Russia’s blanket ban on swearwords in the arts means film directors such as Bykov face an uphill struggle in their attempts to depict the gritty realities of everyday life. “The people at the culture ministry are convinced that you can make great art without swearing,” he says. “They look at the old Soviet films and books, at all the classics, and that’s their proof. But it’s almost impossible to make authentic films about modern life without swearing. Show me a plumber who doesn’t swear and I’d be very suspicious indeed.” To get over this obstacle, Bykov has simply resorted to muffling obscenities in his films: “That way, at least the audience knows the character is swearing.”
But Bykov is philosophic about such difficulties. “We have to get by with what we have. It’s not realistic to expect these old guys — or guys who think in an old-fashioned way — to share our ideas about modern filmmaking. Anyway, a new generation will come through eventually. We should be more concerned about educating them.”

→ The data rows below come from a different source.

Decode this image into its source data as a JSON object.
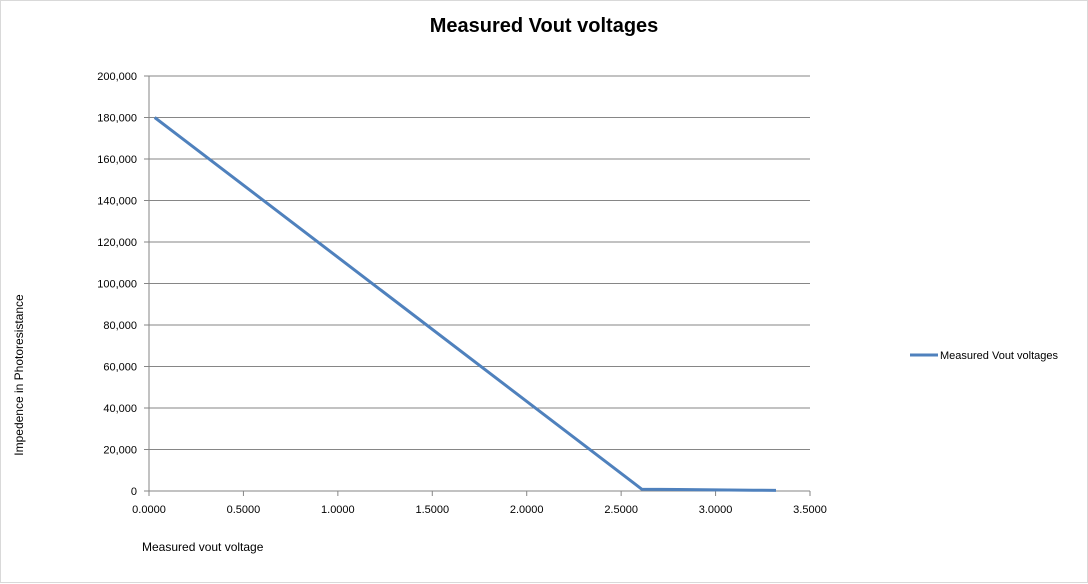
{
  "chart_data": {
    "type": "line",
    "title": "Measured Vout voltages",
    "xlabel": "Measured vout voltage",
    "ylabel": "Impedence in Photoresistance",
    "xlim": [
      0,
      3.5
    ],
    "ylim": [
      0,
      200000
    ],
    "x_ticks": [
      "0.0000",
      "0.5000",
      "1.0000",
      "1.5000",
      "2.0000",
      "2.5000",
      "3.0000",
      "3.5000"
    ],
    "y_ticks": [
      "0",
      "20,000",
      "40,000",
      "60,000",
      "80,000",
      "100,000",
      "120,000",
      "140,000",
      "160,000",
      "180,000",
      "200,000"
    ],
    "grid": "horizontal",
    "legend_position": "right",
    "series": [
      {
        "name": "Measured Vout voltages",
        "color": "#4f81bd",
        "x": [
          0.03,
          2.61,
          2.8,
          3.0,
          3.2,
          3.32
        ],
        "y": [
          180000,
          800,
          700,
          550,
          400,
          300
        ]
      }
    ]
  }
}
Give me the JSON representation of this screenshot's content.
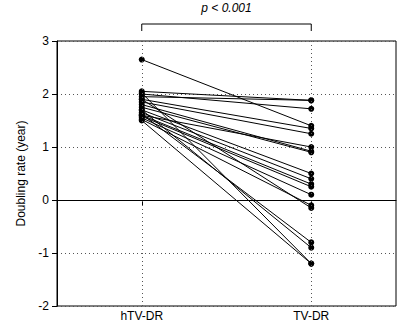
{
  "chart_data": {
    "type": "line",
    "categories": [
      "hTV-DR",
      "TV-DR"
    ],
    "ylabel": "Doubling rate (year)",
    "ylim": [
      -2,
      3
    ],
    "yticks": [
      -2,
      -1,
      0,
      1,
      2,
      3
    ],
    "grid": true,
    "color": "#000000",
    "marker": "circle",
    "annotation": "p < 0.001",
    "series": [
      {
        "values": [
          2.65,
          1.4
        ]
      },
      {
        "values": [
          2.05,
          1.88
        ]
      },
      {
        "values": [
          1.95,
          1.88
        ]
      },
      {
        "values": [
          2.0,
          1.72
        ]
      },
      {
        "values": [
          1.9,
          1.35
        ]
      },
      {
        "values": [
          1.85,
          1.25
        ]
      },
      {
        "values": [
          1.8,
          0.92
        ]
      },
      {
        "values": [
          1.75,
          0.9
        ]
      },
      {
        "values": [
          1.7,
          0.5
        ]
      },
      {
        "values": [
          1.65,
          0.4
        ]
      },
      {
        "values": [
          1.6,
          0.3
        ]
      },
      {
        "values": [
          1.58,
          0.25
        ]
      },
      {
        "values": [
          1.55,
          0.1
        ]
      },
      {
        "values": [
          1.52,
          -0.1
        ]
      },
      {
        "values": [
          1.9,
          -0.15
        ]
      },
      {
        "values": [
          1.62,
          -0.8
        ]
      },
      {
        "values": [
          1.7,
          -0.9
        ]
      },
      {
        "values": [
          1.5,
          -1.2
        ]
      },
      {
        "values": [
          2.02,
          -1.2
        ]
      },
      {
        "values": [
          1.6,
          1.0
        ]
      }
    ]
  }
}
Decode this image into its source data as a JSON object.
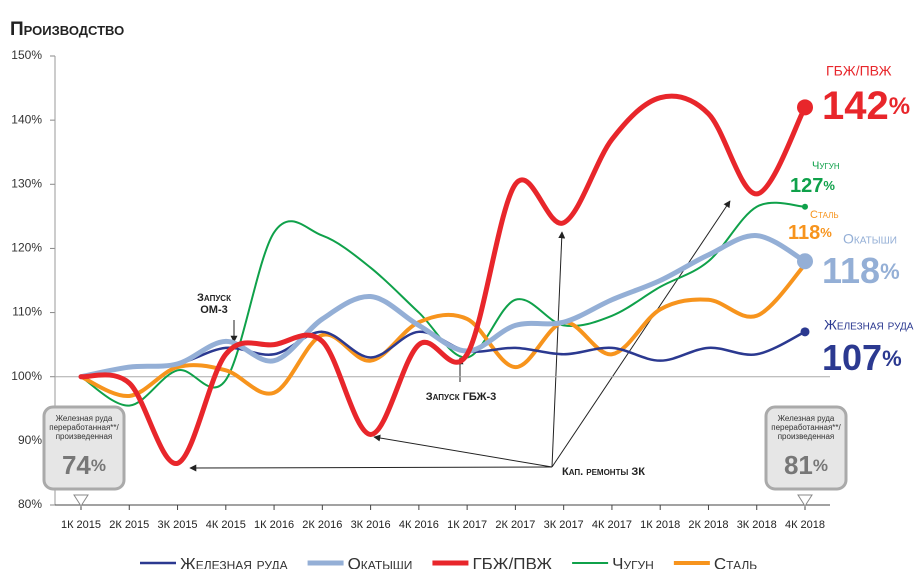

Despite his commitment to independent filmmaking, Bykov is ready to work with mainstream studios to support himself and his family. “Auteur films don’t earn anything at all in Russia,” he says. Accordingly, he has recently finished directing Method, a TV series very loosely based on Dexter, the US series about a psychopathic blood splatter analyst. Method will screen on the state-run Channel One later this year. At present, however, Bykov is finishing off work on a high-budget, 3D film about Alexei Leonov, the Soviet cosmonaut who was the first person in history to spacewalk. “It’s a typical mainstream movie,” shrugs Bykov. “This is just a different way of working for me. They didn’t let me anywhere near the screenplay, though.” He laughs. “They won’t let me anywhere near the screenplays for mainstream stuff.”